Pero volvamos a la carrera de Antropología que era, junto a la carrera de Derecho, las verdaderas joyitas de la Sede Central con asiento en Valparaíso. La Junta Directiva, consciente del prestigio alcanzado por la carrera, nos pidió enfrentar el proceso de acreditación. Difícil tarea porque habíamos heredado un plan curricular antiguo inamovible durante el tiempo de la no autonomía y apenas estábamos en camino de reformarlo. No obstante, enfrentamos el proceso con la visita de pares evaluadores muy exigentes procedentes de tres diferentes Escuelas de Antropología muy reconocidas en el país. Y aprobamos la acreditación. Sin embargo, la CNA (Comisión Nacional de Acreditación) hizo valer este logro oficial solo para la Sede Central y no para las regiones.
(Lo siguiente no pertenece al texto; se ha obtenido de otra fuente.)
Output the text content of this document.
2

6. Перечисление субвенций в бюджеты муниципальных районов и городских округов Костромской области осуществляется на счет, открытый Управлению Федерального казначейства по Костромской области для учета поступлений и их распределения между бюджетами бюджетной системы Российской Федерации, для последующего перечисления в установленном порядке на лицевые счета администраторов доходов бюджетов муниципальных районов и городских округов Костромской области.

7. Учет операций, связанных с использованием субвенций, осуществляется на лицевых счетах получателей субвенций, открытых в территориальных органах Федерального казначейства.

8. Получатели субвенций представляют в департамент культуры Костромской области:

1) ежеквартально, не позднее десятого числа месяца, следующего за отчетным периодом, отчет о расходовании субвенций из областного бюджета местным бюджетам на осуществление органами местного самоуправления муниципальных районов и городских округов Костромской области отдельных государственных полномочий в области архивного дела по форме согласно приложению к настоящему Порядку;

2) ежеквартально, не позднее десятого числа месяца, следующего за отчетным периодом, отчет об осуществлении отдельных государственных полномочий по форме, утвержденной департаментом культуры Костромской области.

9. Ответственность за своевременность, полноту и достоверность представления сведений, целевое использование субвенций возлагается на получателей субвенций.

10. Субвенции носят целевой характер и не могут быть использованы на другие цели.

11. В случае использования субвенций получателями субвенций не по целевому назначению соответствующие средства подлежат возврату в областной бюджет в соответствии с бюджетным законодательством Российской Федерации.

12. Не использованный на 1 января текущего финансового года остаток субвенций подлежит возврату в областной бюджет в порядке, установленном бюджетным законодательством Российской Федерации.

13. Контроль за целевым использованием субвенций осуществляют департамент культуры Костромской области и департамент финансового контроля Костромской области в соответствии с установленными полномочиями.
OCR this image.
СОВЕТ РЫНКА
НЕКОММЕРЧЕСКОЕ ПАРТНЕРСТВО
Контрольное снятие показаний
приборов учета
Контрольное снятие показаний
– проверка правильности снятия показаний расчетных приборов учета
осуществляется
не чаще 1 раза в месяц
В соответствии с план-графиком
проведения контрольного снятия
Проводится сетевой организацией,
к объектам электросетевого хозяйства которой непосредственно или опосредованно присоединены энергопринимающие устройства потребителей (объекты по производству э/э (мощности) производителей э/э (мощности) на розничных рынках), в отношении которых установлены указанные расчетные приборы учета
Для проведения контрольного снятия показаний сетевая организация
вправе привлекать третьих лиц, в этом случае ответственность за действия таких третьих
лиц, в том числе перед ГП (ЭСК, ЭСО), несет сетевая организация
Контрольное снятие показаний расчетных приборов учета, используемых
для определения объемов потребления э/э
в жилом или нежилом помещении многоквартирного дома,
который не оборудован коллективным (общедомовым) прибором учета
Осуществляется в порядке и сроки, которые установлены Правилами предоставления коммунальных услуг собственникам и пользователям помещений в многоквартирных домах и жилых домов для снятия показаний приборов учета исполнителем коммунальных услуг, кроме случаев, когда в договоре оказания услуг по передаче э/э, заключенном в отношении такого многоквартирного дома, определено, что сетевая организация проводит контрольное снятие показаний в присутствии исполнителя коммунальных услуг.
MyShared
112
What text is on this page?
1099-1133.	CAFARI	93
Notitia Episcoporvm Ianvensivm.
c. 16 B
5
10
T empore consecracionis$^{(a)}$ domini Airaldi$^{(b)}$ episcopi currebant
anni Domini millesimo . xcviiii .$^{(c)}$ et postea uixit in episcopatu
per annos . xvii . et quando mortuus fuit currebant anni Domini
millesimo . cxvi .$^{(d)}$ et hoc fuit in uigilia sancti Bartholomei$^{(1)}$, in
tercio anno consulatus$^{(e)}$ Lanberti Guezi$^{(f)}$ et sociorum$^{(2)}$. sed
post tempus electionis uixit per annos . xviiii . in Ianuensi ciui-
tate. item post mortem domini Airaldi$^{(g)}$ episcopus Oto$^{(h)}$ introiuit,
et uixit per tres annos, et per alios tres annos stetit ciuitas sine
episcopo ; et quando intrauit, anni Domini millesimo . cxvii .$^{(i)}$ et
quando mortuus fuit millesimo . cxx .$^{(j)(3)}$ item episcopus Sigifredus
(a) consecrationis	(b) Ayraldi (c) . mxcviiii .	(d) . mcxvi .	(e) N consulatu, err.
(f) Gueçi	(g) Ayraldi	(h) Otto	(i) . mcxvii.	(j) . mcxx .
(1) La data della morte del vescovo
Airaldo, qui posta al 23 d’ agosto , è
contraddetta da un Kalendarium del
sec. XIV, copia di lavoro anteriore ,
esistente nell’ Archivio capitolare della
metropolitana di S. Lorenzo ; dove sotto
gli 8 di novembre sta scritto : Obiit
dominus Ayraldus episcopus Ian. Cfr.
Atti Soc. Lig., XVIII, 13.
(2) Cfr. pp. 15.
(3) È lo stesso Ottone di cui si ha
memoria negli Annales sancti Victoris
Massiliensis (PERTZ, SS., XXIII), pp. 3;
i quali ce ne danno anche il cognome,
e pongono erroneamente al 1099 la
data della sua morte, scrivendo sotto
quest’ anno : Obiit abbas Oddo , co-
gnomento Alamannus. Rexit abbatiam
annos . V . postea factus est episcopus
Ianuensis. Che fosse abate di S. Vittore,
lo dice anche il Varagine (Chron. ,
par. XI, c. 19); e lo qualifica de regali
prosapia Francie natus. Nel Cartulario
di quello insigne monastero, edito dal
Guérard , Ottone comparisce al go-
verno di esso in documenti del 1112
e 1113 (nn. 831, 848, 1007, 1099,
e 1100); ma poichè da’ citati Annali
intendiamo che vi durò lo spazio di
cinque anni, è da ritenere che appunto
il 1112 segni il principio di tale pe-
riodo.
La universidad se las arregló con ingeniosos slogans de “marketing” para hacer creer lo contrario en regiones… Ahí empecé a darme cuenta que los controladores jugaban siempre en los márgenes de la legalidad y peor aún, que las estrategias de crecimiento y de desarrollo estaban destinadas a acrecentar el negocio más que a mejorar la educación. La Visión y la Misión de la universidad eran correctas declaraciones de principio…  que no se expresaban en terreno.

Debo decir que la carrera de Antropología contaba con profesores de primera línea, con alumnos brillantes y con métodos educativos exigentes pero eficaces. Los egresados mostraban un desempeño apropiado y competente en el mundo laboral. Se respiraba en el aire un cierto orgullo por la carrera, pero los alumnos –intuitivos- sentían que se cernía una vaga amenaza en su futuro si la universidad completa perdía terreno, como parecía que empezaba a ocurrir.

En este punto, amigo lector, hay que advertir que la Junta Directiva no era en absoluto una unidad monolítica. Cada uno de los cuatro controladores era dueño de diversas Sedes, carreras, inmuebles, negocios asociados, etc.  En algunos casos la propiedad estaba en asociación entre dos de ellos, algunas entre los cuatro. Esto generó una enmarañada red de complicaciones, con cobros y deudas cruzadas y resultó una fuente de conflictos soterrados y no tan soterrados que hicieron ruido en su crecimiento. La Sede Central, donde oficiaba la Rectoría Nacional y la Junta Directiva contaba con un total de seis equipos contables, a saber: uno por cada controlador; un equipo contable por la Sede Central; y otro equipo contable por la Universidad toda. Había sedes regionales que pagaban lo que internamente se llamaba “royalty” a los dueños, por el derecho a usar el nombre “Universidad del Océano”, oscuros resquicios para esconder parte del lucro. Y por otra parte, había que pagar a las inmobiliarias… Todo esto constituía, sin duda, una amenaza latente para que las sedes pudiesen progresar.

En efecto, los tiempos de oro y esplendor de la Universidad del Océano comenzaron a declinar severamente. Las matrículas decayeron y algunas sedes tambaleaban financieramente. La competencia, tras el surgimiento de nuevas privadas, también aportó lo suyo. Y los dueños, que no daban puntada sin hilo, dieron un giro en las políticas de la institución. Súbitamente, la universidad se transformó de pronto en una entidad muy preocupada por los estudiantes de bajos y medianos recursos, despertándose un sentimiento de solidaridad social nunca antes visto. Se implementó un “modelo pedagógico” consonante con los antecedentes académicos (PSU y notas) del nivel de los postulantes, se ofertaron créditos propios, se buscó con ahínco una acreditación institucional para acceder al CAE (crédito universal que otorgaba ¿el Estado? no, los bancos privados), hubo un evidente giro de los procesos de admisión y la publicidad se dirigió a los subvencionados y liceos. Había que captar un nuevo “segmento” de la población para sobrevivir…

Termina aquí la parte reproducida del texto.